Smelt has also been used as animal feed and fertiliser, and is currently also sold as dry dog food.

=== Regional culinary aspects===
Smelt is an important food fish in many European countries, as the bones do not need to be removed during preparation due to their softness; the fish can simply be cooked and eaten whole, and the head does not need to be removed. The fish is typically fried in margarine or butter, and it is considered a regional delicacy in parts of Germany and Russia, along with parts of eastern Europe. Sometimes the smelt is soaked in milk and rolled in flour before frying. Deep-frying is also another common cooking method, although smelt is sometimes also boiled, smoked, pickled, or prepared au gratin. The fish is typically served with lemon, parsley, and potatoes.

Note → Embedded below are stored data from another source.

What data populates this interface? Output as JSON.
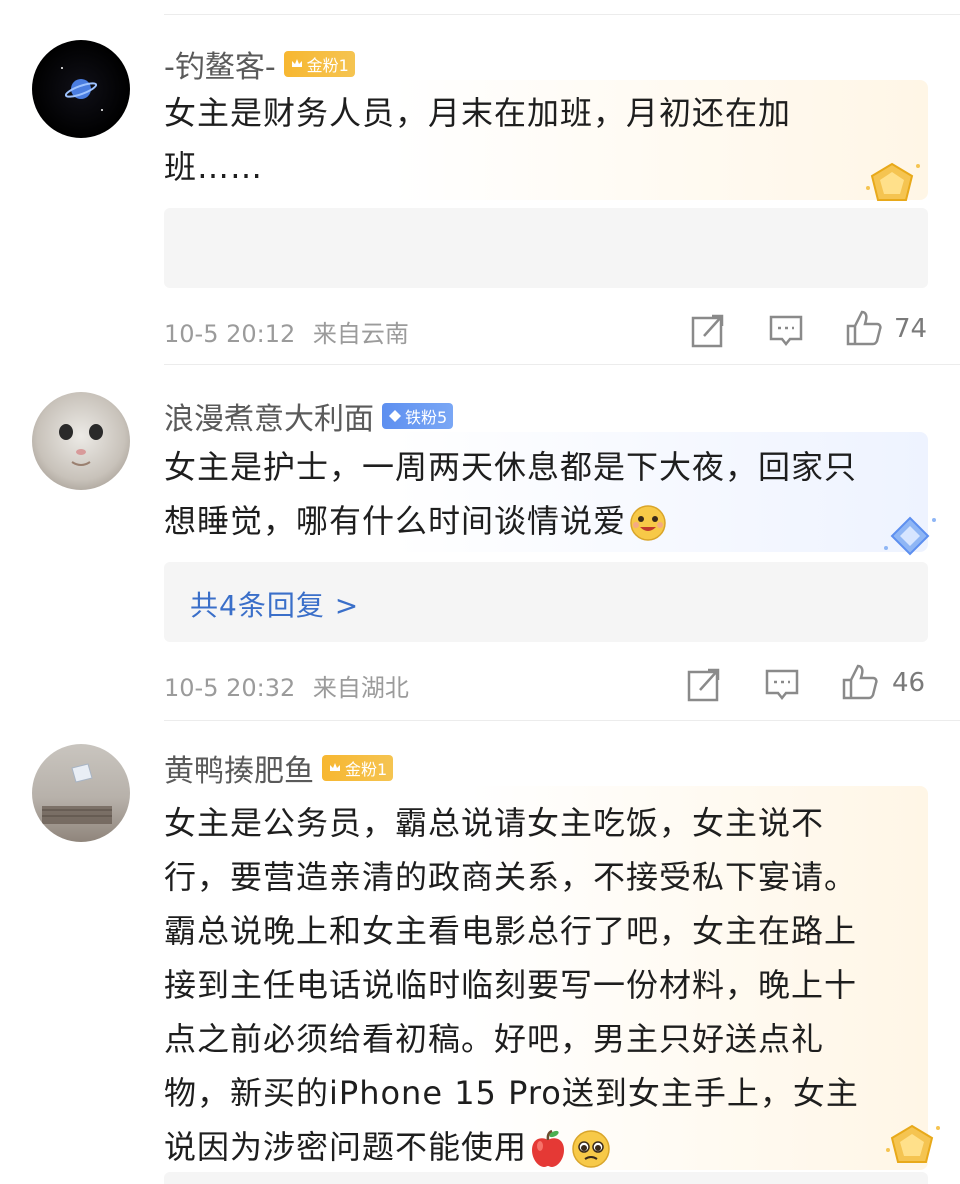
{
  "comments": [
    {
      "username": "-钓鳌客-",
      "badge": "金粉1",
      "lines": [
        "女主是财务人员，月末在加班，月初还在加",
        "班……"
      ],
      "time": "10-5 20:12",
      "location": "来自云南",
      "likes": "74"
    },
    {
      "username": "浪漫煮意大利面",
      "badge": "铁粉5",
      "lines": [
        "女主是护士，一周两天休息都是下大夜，回家只",
        "想睡觉，哪有什么时间谈情说爱"
      ],
      "reply_text": "共4条回复 >",
      "time": "10-5 20:32",
      "location": "来自湖北",
      "likes": "46"
    },
    {
      "username": "黄鸭揍肥鱼",
      "badge": "金粉1",
      "lines": [
        "女主是公务员，霸总说请女主吃饭，女主说不",
        "行，要营造亲清的政商关系，不接受私下宴请。",
        "霸总说晚上和女主看电影总行了吧，女主在路上",
        "接到主任电话说临时临刻要写一份材料，晚上十",
        "点之前必须给看初稿。好吧，男主只好送点礼",
        "物，新买的iPhone 15 Pro送到女主手上，女主",
        "说因为涉密问题不能使用"
      ]
    }
  ],
  "colors": {
    "gold_badge": "#f7b731",
    "iron_badge": "#5d8ff0",
    "reply_link": "#3a6fc9",
    "meta_text": "#9b9b9b"
  },
  "icons": {
    "share": "share-icon",
    "comment": "comment-icon",
    "like": "thumbs-up-icon"
  }
}
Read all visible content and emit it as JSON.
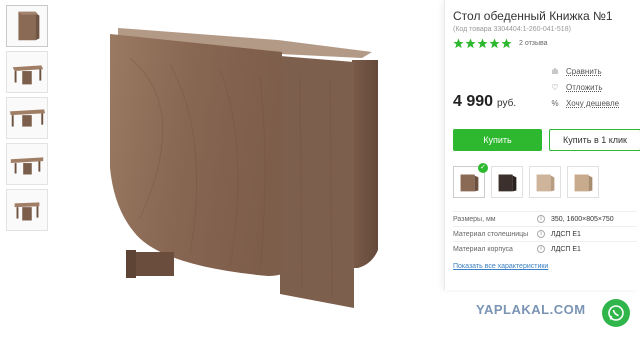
{
  "product": {
    "title": "Стол обеденный Книжка №1",
    "code": "(Код товара 3304404:1-260-041-518)",
    "rating": 5,
    "reviews": "2 отзыва"
  },
  "actions": [
    {
      "icon": "compare-icon",
      "glyph": "ılı",
      "label": "Сравнить"
    },
    {
      "icon": "heart-icon",
      "glyph": "♡",
      "label": "Отложить"
    },
    {
      "icon": "percent-icon",
      "glyph": "%",
      "label": "Хочу дешевле"
    }
  ],
  "price": {
    "amount": "4 990",
    "currency": "руб."
  },
  "buttons": {
    "buy": "Купить",
    "one_click": "Купить в 1 клик"
  },
  "specs": [
    {
      "key": "Размеры, мм",
      "value": "350, 1600×805×750"
    },
    {
      "key": "Материал столешницы",
      "value": "ЛДСП Е1"
    },
    {
      "key": "Материал корпуса",
      "value": "ЛДСП Е1"
    }
  ],
  "specs_link": "Показать все характеристики",
  "watermark": "YAPLAKAL.COM",
  "colors": {
    "accent_green": "#2eb830",
    "wood": "#8a6a55",
    "star": "#2eb830",
    "link": "#3a7fc4"
  }
}
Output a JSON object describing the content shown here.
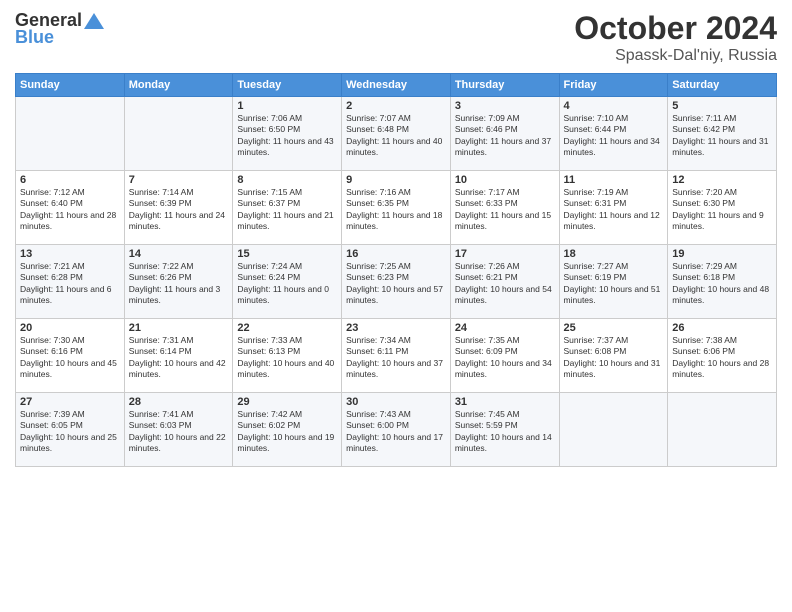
{
  "header": {
    "logo_general": "General",
    "logo_blue": "Blue",
    "month_title": "October 2024",
    "location": "Spassk-Dal'niy, Russia"
  },
  "days_of_week": [
    "Sunday",
    "Monday",
    "Tuesday",
    "Wednesday",
    "Thursday",
    "Friday",
    "Saturday"
  ],
  "weeks": [
    [
      {
        "day": "",
        "sunrise": "",
        "sunset": "",
        "daylight": ""
      },
      {
        "day": "",
        "sunrise": "",
        "sunset": "",
        "daylight": ""
      },
      {
        "day": "1",
        "sunrise": "Sunrise: 7:06 AM",
        "sunset": "Sunset: 6:50 PM",
        "daylight": "Daylight: 11 hours and 43 minutes."
      },
      {
        "day": "2",
        "sunrise": "Sunrise: 7:07 AM",
        "sunset": "Sunset: 6:48 PM",
        "daylight": "Daylight: 11 hours and 40 minutes."
      },
      {
        "day": "3",
        "sunrise": "Sunrise: 7:09 AM",
        "sunset": "Sunset: 6:46 PM",
        "daylight": "Daylight: 11 hours and 37 minutes."
      },
      {
        "day": "4",
        "sunrise": "Sunrise: 7:10 AM",
        "sunset": "Sunset: 6:44 PM",
        "daylight": "Daylight: 11 hours and 34 minutes."
      },
      {
        "day": "5",
        "sunrise": "Sunrise: 7:11 AM",
        "sunset": "Sunset: 6:42 PM",
        "daylight": "Daylight: 11 hours and 31 minutes."
      }
    ],
    [
      {
        "day": "6",
        "sunrise": "Sunrise: 7:12 AM",
        "sunset": "Sunset: 6:40 PM",
        "daylight": "Daylight: 11 hours and 28 minutes."
      },
      {
        "day": "7",
        "sunrise": "Sunrise: 7:14 AM",
        "sunset": "Sunset: 6:39 PM",
        "daylight": "Daylight: 11 hours and 24 minutes."
      },
      {
        "day": "8",
        "sunrise": "Sunrise: 7:15 AM",
        "sunset": "Sunset: 6:37 PM",
        "daylight": "Daylight: 11 hours and 21 minutes."
      },
      {
        "day": "9",
        "sunrise": "Sunrise: 7:16 AM",
        "sunset": "Sunset: 6:35 PM",
        "daylight": "Daylight: 11 hours and 18 minutes."
      },
      {
        "day": "10",
        "sunrise": "Sunrise: 7:17 AM",
        "sunset": "Sunset: 6:33 PM",
        "daylight": "Daylight: 11 hours and 15 minutes."
      },
      {
        "day": "11",
        "sunrise": "Sunrise: 7:19 AM",
        "sunset": "Sunset: 6:31 PM",
        "daylight": "Daylight: 11 hours and 12 minutes."
      },
      {
        "day": "12",
        "sunrise": "Sunrise: 7:20 AM",
        "sunset": "Sunset: 6:30 PM",
        "daylight": "Daylight: 11 hours and 9 minutes."
      }
    ],
    [
      {
        "day": "13",
        "sunrise": "Sunrise: 7:21 AM",
        "sunset": "Sunset: 6:28 PM",
        "daylight": "Daylight: 11 hours and 6 minutes."
      },
      {
        "day": "14",
        "sunrise": "Sunrise: 7:22 AM",
        "sunset": "Sunset: 6:26 PM",
        "daylight": "Daylight: 11 hours and 3 minutes."
      },
      {
        "day": "15",
        "sunrise": "Sunrise: 7:24 AM",
        "sunset": "Sunset: 6:24 PM",
        "daylight": "Daylight: 11 hours and 0 minutes."
      },
      {
        "day": "16",
        "sunrise": "Sunrise: 7:25 AM",
        "sunset": "Sunset: 6:23 PM",
        "daylight": "Daylight: 10 hours and 57 minutes."
      },
      {
        "day": "17",
        "sunrise": "Sunrise: 7:26 AM",
        "sunset": "Sunset: 6:21 PM",
        "daylight": "Daylight: 10 hours and 54 minutes."
      },
      {
        "day": "18",
        "sunrise": "Sunrise: 7:27 AM",
        "sunset": "Sunset: 6:19 PM",
        "daylight": "Daylight: 10 hours and 51 minutes."
      },
      {
        "day": "19",
        "sunrise": "Sunrise: 7:29 AM",
        "sunset": "Sunset: 6:18 PM",
        "daylight": "Daylight: 10 hours and 48 minutes."
      }
    ],
    [
      {
        "day": "20",
        "sunrise": "Sunrise: 7:30 AM",
        "sunset": "Sunset: 6:16 PM",
        "daylight": "Daylight: 10 hours and 45 minutes."
      },
      {
        "day": "21",
        "sunrise": "Sunrise: 7:31 AM",
        "sunset": "Sunset: 6:14 PM",
        "daylight": "Daylight: 10 hours and 42 minutes."
      },
      {
        "day": "22",
        "sunrise": "Sunrise: 7:33 AM",
        "sunset": "Sunset: 6:13 PM",
        "daylight": "Daylight: 10 hours and 40 minutes."
      },
      {
        "day": "23",
        "sunrise": "Sunrise: 7:34 AM",
        "sunset": "Sunset: 6:11 PM",
        "daylight": "Daylight: 10 hours and 37 minutes."
      },
      {
        "day": "24",
        "sunrise": "Sunrise: 7:35 AM",
        "sunset": "Sunset: 6:09 PM",
        "daylight": "Daylight: 10 hours and 34 minutes."
      },
      {
        "day": "25",
        "sunrise": "Sunrise: 7:37 AM",
        "sunset": "Sunset: 6:08 PM",
        "daylight": "Daylight: 10 hours and 31 minutes."
      },
      {
        "day": "26",
        "sunrise": "Sunrise: 7:38 AM",
        "sunset": "Sunset: 6:06 PM",
        "daylight": "Daylight: 10 hours and 28 minutes."
      }
    ],
    [
      {
        "day": "27",
        "sunrise": "Sunrise: 7:39 AM",
        "sunset": "Sunset: 6:05 PM",
        "daylight": "Daylight: 10 hours and 25 minutes."
      },
      {
        "day": "28",
        "sunrise": "Sunrise: 7:41 AM",
        "sunset": "Sunset: 6:03 PM",
        "daylight": "Daylight: 10 hours and 22 minutes."
      },
      {
        "day": "29",
        "sunrise": "Sunrise: 7:42 AM",
        "sunset": "Sunset: 6:02 PM",
        "daylight": "Daylight: 10 hours and 19 minutes."
      },
      {
        "day": "30",
        "sunrise": "Sunrise: 7:43 AM",
        "sunset": "Sunset: 6:00 PM",
        "daylight": "Daylight: 10 hours and 17 minutes."
      },
      {
        "day": "31",
        "sunrise": "Sunrise: 7:45 AM",
        "sunset": "Sunset: 5:59 PM",
        "daylight": "Daylight: 10 hours and 14 minutes."
      },
      {
        "day": "",
        "sunrise": "",
        "sunset": "",
        "daylight": ""
      },
      {
        "day": "",
        "sunrise": "",
        "sunset": "",
        "daylight": ""
      }
    ]
  ]
}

In northern Germany, the fish is coated in rye flour and then fried in butter and bacon. It is served with fried potatoes, potato salad, and applesauce.

A traditional dish in Sweden is slompannkaka or 'smelt pancake', particularly in the provinces of Värmland and Södermanland. This may be an actual pancake using the fried fish and batter, or in other cases it may just be fish filling up the frying pan, sometimes with an added egg custard.